More than 50% of cases with CDH are detected prenatally by ultrasound
examination.
MRI is especially useful for the prenatal diagnosis of
multiple abnormalities and for assessing lung volumes.
CDH occurs in
every 1-2500 live births in the United States.
CDH accounts for 8% of
all major congenital anomalies.
Approximately 1,600 babies are born each
year with CDH.
After having a baby with CDH the chances of their sibling
diagnosed with CDH is 2%.
The chances of reherniation for a baby
born with CDH are as high as 60%. Those with a patch are slightly higher.
Combining all hernia types, CDH occurs approximately 85%of the time on
the left side, 10% on the right side, and less than 5% of the time bilaterally.
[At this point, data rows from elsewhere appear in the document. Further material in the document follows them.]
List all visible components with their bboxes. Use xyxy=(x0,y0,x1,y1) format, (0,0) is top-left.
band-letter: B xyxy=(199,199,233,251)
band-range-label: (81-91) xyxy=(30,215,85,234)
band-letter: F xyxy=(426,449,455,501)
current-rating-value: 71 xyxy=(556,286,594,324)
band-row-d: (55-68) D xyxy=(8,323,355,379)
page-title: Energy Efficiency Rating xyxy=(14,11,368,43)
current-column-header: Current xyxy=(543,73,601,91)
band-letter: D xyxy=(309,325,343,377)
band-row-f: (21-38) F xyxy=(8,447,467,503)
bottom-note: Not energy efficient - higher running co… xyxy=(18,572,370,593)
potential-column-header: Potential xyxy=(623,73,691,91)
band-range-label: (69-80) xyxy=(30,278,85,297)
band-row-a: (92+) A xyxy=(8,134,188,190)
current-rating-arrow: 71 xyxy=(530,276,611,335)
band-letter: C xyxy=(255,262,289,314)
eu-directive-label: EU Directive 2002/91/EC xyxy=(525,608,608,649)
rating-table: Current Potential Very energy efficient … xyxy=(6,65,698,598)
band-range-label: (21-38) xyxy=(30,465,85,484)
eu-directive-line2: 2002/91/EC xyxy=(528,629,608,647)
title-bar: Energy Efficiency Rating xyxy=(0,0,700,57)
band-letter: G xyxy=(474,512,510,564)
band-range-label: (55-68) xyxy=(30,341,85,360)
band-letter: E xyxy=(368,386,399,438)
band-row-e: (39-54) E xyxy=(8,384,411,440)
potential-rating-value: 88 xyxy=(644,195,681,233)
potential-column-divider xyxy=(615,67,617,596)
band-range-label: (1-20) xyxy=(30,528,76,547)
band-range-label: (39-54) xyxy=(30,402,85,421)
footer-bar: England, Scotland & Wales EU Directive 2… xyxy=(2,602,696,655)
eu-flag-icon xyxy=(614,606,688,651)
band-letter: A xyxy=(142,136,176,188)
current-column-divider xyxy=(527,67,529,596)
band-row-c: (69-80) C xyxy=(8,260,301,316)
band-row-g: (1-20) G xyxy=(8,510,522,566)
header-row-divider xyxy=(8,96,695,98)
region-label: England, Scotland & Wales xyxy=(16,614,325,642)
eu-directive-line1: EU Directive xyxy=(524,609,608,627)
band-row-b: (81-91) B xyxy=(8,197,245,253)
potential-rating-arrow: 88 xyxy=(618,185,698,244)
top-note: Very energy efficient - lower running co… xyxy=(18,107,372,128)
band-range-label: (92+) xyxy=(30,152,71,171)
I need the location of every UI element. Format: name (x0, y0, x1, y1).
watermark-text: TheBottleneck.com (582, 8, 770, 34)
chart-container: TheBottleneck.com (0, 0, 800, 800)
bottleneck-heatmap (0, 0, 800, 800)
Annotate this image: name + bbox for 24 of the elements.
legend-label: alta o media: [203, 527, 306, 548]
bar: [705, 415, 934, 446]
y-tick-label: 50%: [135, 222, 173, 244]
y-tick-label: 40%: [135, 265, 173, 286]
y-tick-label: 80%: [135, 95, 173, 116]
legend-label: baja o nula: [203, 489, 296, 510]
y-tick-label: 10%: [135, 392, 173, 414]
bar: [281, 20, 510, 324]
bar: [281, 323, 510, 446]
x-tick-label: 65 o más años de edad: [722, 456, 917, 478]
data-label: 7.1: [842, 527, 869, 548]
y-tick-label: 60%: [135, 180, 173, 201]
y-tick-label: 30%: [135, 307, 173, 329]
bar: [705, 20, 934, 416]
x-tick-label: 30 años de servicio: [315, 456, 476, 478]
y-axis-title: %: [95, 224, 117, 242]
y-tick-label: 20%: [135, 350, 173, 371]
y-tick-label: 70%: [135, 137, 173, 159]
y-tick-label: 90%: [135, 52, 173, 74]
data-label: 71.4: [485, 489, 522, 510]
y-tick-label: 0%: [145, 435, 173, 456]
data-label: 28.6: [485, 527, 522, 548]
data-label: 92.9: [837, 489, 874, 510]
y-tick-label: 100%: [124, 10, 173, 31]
Mortality from CDH continues to be high, ranging from 20% to 60%.
The key
determinants of mortality in CDH are:
•Whether the CDH is isolated or
complex. Higher mortality occurs with complex CDH associated with a chromosome
abnormality, a single gene disorder, and/or the coexistence of major
malformations. The presence of a cardiovascular malformation also indicates a
worse prognosis.
•The size of the diaphragm defect.
•The degree of
pulmonary hypoplasia.
•Whether the liver is up in the chest or remains
down below the diaphragm. Individuals with a large amount of "liver up" CDH have
higher mortality than those whose liver remains down below the
diaphragm.
•The severity of pulmonary hypertension in the perinatal
period. Pulmonary hypertension, which may progress to a late or chronic phase,
is often not responsive to medical therapy.
•Whether the hernia is
right-sided, left-sided, or bilateral. Some, but not all, studies show that a
right-sided hernia is associated with greater mortality than a left-sided
hernia. Bilateral CDH always confers a high mortality.